Title:   Benchmarking Meteorological Forcing Datasets for Hydrologic Applications using LSTM-based Streamflow and Snow Modeling  

Presentation Type:   Poster Presentation 

Abstract:  Gridded meteorological forcing datasets are a foundational input for hydrological models, but few studies have systematically benchmarked the available datasets against one another or characterized performance differences across hydroclimatic regimes. This study evaluates how forcing dataset choice affects model skill across two prediction tasks: streamflow at 671 CAMELS basins and snow water equivalent (SWE) at 800 SNOTEL stations in the western United States, using identically configured LSTM models trained within the NeuralHydrology framework to isolate forcing as the sole experimental variable. Evaluated datasets to date include PRISM, nClimGrid, GridMET, NLDAS-3, and GPEP, with a half dozen additional datasets currently being incorporated. Model skill was assessed using NSE, KGE, and their decomposed components, with results stratified by elevation and aridity quartiles to characterize regime-dependent performance. PRISM achieved the highest median streamflow NSE (0.78), followed by GridMET (0.74) and nClimGrid (0.70). PRISM and GridMET maintained consistent performance across all elevation quartiles, while nClimGrid, NLDAS-3, and GPEP improved monotonically with elevation, suggesting sensitivity to low-elevation data quality.

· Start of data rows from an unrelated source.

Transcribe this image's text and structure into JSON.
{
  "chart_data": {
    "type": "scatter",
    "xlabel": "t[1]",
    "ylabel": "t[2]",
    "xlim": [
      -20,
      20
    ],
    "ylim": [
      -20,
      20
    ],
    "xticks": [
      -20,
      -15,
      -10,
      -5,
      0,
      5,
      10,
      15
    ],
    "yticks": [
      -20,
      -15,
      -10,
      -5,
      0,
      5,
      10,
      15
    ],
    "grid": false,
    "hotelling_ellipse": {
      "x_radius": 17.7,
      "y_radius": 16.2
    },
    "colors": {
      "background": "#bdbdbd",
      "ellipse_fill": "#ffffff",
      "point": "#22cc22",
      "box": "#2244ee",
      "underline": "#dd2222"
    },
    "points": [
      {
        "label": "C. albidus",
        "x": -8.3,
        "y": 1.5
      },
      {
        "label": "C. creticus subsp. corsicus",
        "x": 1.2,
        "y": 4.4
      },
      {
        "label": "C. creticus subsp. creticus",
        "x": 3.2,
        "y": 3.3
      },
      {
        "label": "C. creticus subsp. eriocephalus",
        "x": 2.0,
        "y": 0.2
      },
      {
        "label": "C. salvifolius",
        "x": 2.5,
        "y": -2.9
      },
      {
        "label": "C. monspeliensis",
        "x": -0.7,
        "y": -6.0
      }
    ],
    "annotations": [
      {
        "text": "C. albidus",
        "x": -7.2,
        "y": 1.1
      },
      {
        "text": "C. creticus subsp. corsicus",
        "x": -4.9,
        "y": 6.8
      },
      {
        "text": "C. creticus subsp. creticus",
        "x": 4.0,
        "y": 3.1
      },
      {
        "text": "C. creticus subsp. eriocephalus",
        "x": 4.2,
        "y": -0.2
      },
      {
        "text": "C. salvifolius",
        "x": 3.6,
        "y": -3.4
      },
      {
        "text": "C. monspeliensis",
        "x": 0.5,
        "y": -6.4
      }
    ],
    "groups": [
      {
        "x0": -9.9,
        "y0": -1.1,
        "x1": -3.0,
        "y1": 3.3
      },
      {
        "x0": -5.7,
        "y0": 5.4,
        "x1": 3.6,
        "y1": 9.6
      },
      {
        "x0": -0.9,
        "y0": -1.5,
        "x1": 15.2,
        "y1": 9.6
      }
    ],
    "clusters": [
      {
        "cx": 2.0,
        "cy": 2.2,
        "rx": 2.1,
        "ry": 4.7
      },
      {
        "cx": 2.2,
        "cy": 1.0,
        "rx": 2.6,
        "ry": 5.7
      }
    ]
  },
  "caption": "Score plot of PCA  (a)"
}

Skill for all datasets degraded in arid basins, and low-elevation arid basins emerged as the regime where dataset choice matters most, with performance gaps between datasets widening substantially relative to humid conditions.GPEP underperformance in arid basins was driven primarily by reduced correlation rather than bias or variability errors, pointing to event timing as the primary weakness. For SWE prediction, PRISM and nClimGrid outperformed other datasets. The study provides evidence based guidance for forcing dataset selection in hydrologic applications, including streamflow forecasting.